Toole returned home in 1959 to spend a year as assistant professor of English at the University of Southwestern Louisiana (USL), now referred to as the University of Louisiana at Lafayette. Joel L. Fletcher, a close friend, noted, "Ken has a real gift for mimicry and a refined sense of the absurd ... the English faculty at USL, which is divided into several camps of war, both fear and court Ken because of his biting comic talent." This year is generally considered one of the happiest of his life. While at USL he rented a dilapidated apartment from an elderly and eccentric widow on Convent Street. Toole described the apartment in "Conradian metaphor" to friends.

He was in constant demand and went to all the parties where it was said "he was encouraged and sometimes forced to perform, Ken would enter a room armed with quiver full of sharp stories and barbed one-liners. He would zing these out until his audience was weak with laughter, though he hadn't cracked a smile." Because he was saving for a return to Columbia to get his Ph.D., Toole was a notorious skinflint during his year at USL. His friends noticed this and forced him to pay for and throw a party at his home. The party was a success and generally considered the best party thrown that year. In contrast to this image of an outgoing, lively young man, when Toole's mother came to visit, friends noticed that he became sullen and withdrawn. His friend Pat Rickels commented that Thelma "was absolutely convinced that he was without flaw and that all the hopes of the world lay in him. It was an extreme form of maternalism, where all your pride and all your hopes are in one person. He had to grow up with that burden. She was a very ostentatious, shrill, loud-voiced, bossy, bragging woman."

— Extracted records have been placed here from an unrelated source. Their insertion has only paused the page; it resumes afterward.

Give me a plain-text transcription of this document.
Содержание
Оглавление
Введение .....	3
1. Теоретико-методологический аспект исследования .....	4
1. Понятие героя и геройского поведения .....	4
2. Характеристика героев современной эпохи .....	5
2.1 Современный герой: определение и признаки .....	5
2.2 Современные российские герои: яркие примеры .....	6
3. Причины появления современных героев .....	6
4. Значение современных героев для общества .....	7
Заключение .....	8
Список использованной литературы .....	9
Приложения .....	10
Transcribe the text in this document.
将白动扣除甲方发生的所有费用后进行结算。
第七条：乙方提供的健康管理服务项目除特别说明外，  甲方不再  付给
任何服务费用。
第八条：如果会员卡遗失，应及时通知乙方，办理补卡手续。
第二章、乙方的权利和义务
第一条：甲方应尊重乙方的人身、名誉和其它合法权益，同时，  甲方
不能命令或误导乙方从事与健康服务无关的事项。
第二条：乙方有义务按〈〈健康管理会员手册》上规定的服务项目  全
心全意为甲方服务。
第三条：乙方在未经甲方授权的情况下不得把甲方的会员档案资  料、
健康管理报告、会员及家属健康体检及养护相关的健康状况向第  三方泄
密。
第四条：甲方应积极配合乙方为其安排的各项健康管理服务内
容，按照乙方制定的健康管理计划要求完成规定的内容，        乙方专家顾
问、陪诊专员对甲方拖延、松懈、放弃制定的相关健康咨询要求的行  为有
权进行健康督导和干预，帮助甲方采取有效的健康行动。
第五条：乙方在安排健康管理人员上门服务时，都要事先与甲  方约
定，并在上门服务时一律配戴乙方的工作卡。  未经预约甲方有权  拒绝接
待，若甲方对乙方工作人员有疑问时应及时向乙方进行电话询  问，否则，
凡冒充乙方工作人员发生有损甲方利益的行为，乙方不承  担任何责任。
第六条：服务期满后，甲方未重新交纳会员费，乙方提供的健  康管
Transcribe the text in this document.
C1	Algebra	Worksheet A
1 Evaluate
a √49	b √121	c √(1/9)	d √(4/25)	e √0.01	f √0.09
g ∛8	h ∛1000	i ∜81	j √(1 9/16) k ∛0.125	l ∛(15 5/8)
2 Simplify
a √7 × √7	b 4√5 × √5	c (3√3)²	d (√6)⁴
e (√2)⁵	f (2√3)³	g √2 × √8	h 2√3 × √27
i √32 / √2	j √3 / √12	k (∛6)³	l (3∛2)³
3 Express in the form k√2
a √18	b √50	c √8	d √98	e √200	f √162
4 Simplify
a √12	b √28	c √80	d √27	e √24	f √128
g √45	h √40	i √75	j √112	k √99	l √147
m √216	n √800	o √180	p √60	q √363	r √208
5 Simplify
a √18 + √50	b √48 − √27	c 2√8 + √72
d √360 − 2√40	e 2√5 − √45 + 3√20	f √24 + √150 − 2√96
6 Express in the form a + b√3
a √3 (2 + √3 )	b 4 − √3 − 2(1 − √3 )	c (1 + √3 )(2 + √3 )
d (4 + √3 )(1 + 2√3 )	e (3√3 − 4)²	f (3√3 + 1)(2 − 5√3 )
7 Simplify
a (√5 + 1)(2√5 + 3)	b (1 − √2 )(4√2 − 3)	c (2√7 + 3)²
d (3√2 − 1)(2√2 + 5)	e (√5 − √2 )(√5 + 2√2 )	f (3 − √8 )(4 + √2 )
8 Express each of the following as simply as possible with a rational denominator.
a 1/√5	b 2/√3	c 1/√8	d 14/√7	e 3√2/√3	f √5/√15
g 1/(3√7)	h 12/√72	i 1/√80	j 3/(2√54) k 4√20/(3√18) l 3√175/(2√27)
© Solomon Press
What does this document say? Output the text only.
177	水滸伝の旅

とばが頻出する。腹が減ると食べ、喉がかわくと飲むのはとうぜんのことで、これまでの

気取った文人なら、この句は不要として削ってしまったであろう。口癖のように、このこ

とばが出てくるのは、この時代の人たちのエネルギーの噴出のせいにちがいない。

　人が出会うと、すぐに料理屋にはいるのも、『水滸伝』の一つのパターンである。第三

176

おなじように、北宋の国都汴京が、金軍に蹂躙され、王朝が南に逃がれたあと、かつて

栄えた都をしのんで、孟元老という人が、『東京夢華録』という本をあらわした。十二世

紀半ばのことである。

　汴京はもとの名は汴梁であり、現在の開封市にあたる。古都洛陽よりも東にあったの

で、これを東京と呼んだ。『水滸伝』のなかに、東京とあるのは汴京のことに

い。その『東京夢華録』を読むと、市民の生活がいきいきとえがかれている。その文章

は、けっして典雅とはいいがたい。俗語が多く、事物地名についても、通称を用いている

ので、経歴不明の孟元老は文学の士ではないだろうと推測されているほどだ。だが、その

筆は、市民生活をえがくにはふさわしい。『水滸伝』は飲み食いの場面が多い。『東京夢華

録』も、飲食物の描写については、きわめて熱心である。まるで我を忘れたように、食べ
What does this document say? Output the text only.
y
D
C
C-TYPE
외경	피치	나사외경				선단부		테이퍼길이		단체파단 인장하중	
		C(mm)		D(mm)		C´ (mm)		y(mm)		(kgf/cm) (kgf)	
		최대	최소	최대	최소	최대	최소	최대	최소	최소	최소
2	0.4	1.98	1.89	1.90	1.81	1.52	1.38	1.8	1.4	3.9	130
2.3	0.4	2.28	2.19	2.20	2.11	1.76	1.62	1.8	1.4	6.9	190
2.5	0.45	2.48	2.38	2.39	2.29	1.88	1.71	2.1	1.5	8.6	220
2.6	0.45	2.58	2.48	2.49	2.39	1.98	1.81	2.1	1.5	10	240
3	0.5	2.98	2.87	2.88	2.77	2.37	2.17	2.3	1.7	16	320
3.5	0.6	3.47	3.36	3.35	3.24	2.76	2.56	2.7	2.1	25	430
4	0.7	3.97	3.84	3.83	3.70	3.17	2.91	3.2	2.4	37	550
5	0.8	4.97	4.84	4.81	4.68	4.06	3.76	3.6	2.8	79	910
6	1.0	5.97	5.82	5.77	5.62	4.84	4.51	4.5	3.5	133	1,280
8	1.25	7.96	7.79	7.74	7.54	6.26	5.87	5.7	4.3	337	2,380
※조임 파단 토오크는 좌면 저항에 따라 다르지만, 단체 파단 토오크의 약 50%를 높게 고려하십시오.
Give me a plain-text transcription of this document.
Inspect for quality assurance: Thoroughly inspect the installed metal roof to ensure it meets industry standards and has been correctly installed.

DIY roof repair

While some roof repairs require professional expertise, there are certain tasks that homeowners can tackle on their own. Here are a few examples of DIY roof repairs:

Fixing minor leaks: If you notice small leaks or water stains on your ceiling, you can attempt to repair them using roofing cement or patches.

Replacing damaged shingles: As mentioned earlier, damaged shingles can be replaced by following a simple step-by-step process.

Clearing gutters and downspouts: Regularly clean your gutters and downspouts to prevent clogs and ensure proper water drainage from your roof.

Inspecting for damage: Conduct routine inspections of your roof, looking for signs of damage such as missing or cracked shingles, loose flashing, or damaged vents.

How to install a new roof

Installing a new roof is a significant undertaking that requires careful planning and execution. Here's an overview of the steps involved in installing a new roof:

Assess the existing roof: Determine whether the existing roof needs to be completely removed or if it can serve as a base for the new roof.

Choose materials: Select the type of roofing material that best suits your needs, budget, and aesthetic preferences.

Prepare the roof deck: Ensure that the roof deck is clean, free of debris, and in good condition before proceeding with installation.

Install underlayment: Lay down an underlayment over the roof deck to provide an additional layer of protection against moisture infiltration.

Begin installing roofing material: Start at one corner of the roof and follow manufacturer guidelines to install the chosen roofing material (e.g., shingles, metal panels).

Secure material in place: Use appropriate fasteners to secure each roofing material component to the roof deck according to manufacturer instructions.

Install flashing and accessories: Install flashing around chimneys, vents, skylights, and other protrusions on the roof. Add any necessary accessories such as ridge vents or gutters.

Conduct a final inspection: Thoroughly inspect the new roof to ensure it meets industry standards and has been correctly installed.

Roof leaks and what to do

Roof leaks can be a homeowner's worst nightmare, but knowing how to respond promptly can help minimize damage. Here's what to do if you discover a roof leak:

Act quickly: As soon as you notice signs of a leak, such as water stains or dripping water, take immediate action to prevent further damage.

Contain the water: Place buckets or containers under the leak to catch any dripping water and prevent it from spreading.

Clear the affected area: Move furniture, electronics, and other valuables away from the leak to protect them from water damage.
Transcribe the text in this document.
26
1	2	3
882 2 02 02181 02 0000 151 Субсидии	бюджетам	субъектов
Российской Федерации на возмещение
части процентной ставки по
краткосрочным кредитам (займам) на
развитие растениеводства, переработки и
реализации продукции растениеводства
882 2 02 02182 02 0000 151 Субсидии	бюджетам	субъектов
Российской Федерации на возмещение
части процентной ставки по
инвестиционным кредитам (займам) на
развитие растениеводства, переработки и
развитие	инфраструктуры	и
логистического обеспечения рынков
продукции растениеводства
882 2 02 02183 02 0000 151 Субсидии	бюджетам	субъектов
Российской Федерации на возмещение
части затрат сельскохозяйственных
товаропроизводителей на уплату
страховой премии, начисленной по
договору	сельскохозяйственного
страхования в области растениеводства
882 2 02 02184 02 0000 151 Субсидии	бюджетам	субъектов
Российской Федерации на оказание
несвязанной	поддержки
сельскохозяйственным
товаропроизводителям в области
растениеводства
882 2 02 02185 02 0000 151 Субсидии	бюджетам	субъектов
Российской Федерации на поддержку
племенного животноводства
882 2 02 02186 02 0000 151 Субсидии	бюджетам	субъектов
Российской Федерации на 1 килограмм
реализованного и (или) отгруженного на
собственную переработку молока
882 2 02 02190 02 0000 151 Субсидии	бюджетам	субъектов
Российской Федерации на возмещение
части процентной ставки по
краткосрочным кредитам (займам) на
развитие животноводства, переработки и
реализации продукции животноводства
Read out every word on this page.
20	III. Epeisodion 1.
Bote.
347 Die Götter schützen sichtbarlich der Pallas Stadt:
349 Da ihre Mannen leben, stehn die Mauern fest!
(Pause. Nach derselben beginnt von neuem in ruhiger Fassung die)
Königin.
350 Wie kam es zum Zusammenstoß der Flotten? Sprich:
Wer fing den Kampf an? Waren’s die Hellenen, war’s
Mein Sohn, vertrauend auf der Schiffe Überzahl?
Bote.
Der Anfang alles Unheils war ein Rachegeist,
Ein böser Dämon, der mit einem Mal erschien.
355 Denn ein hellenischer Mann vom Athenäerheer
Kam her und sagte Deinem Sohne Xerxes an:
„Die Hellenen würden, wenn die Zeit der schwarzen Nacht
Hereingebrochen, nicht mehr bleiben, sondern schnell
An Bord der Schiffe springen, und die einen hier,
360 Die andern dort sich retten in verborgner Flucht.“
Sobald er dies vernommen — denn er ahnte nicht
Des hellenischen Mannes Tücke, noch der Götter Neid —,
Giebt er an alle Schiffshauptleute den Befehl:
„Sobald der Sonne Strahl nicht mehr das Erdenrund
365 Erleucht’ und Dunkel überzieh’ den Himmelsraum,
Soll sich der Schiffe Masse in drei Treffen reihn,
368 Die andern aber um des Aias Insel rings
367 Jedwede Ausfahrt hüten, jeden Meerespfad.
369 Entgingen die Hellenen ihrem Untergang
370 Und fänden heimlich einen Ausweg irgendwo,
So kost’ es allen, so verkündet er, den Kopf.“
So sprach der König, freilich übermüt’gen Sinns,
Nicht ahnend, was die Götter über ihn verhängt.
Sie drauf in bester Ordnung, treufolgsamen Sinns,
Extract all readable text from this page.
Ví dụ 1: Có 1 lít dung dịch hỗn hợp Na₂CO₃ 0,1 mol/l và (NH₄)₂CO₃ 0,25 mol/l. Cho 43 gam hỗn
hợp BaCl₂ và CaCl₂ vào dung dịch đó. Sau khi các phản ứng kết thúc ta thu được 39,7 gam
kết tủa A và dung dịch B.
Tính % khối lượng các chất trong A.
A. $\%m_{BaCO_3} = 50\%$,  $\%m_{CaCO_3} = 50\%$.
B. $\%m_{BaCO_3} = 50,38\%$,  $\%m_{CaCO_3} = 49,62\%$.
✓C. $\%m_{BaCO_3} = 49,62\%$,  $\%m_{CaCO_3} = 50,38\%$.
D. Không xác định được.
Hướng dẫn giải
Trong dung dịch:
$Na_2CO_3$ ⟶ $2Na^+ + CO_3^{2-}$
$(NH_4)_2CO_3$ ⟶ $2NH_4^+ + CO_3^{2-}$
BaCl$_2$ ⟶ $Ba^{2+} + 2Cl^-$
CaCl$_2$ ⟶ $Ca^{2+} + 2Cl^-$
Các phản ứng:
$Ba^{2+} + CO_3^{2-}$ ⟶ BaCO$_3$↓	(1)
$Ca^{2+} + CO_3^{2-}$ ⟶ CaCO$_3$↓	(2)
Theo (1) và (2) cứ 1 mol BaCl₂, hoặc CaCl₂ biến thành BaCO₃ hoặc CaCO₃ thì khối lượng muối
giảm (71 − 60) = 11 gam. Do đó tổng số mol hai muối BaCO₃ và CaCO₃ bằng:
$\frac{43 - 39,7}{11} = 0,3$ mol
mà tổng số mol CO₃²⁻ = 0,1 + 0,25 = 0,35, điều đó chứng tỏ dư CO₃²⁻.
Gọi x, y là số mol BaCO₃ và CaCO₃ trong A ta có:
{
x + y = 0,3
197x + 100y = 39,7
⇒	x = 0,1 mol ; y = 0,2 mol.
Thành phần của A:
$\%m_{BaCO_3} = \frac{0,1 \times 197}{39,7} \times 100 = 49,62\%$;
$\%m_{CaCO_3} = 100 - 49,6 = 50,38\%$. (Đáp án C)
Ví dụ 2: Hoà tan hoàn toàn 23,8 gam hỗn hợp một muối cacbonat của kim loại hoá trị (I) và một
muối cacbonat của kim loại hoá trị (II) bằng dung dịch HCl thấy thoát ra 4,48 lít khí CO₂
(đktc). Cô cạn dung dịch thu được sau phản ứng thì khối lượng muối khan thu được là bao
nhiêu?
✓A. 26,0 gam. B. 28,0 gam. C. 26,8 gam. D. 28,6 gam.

It was at USL that Toole met Bob Byrne, an eccentric English professor who is considered one of the primary inspirations for the character of Ignatius J. Reilly. Byrne specialized in the medieval period, and he and Toole frequently discussed the philosopher Boethius and the wheel of Fortuna, as described in Boethius' Consolation of Philosophy. Boethius was the favorite philosopher of Ignatius J. Reilly, who frequently referred to Fortuna and Consolation of Philosophy. Like Ignatius, Byrne was a self-admitted devoted slob who played the lute, and also wore a deerstalker hunting cap, which Toole frequently chided him about.

When he wasn't studying or on the faculty party circuit, Toole frequented country bars and drank beer. He would usually listen to singer Frances Faye, whom he had once heard perform in New York. On several occasions while listening to her music with friends he allegorically remarked, "Is Frances Faye God?" He was also an avid Marilyn Monroe fan who was devastated by her suicide and once described his interest in her as having "reached the stage of obsession".

In May 1960, Toole accepted a three-year fellowship to study for a Ph.D. in Renaissance literature at the University of Washington at Seattle. However, when he was offered a teaching position at Hunter College in New York, which suited his desire to study at Columbia, he chose to go there instead. At 22, he became the youngest professor in Hunter's history. Although he pursued a doctorate at Columbia, he became unhappy with his Ph.D. However, he wrote to Fletcher that he still liked Hunter, "principally because the aggressive, pseudo-intellectual, 'liberal' girl students are continuously amusing." Fletcher surmised that from these girls the character of Myrna Minkoff from Dunces was born. Toole, although generally only a "Christmas-and-Easter churchgoer", had some apprehension about the anti-Catholic intellectualism of some of his students, and about them seeming ever watchful for a cause they could throw their liberal zeal behind. "Every time the elevator door opens at Hunter, you are confronted by 20 pairs of burning eyes, 20 sets of bangs and everyone waiting for someone to push a Negro" he is reported to have said. When he first arrived back in New York Toole dated Emilie Dietrich Griffin, another Louisiana transplant, with whom he had worked on the Hullabaloo staff, and later he dated another Louisianan Clayelle Dalferes whom he had learned of through Fletcher. The couple loved the cinema and movie-going was a constant staple of their dates. Both women said their relationships with Toole never progressed beyond the level of a good night kiss.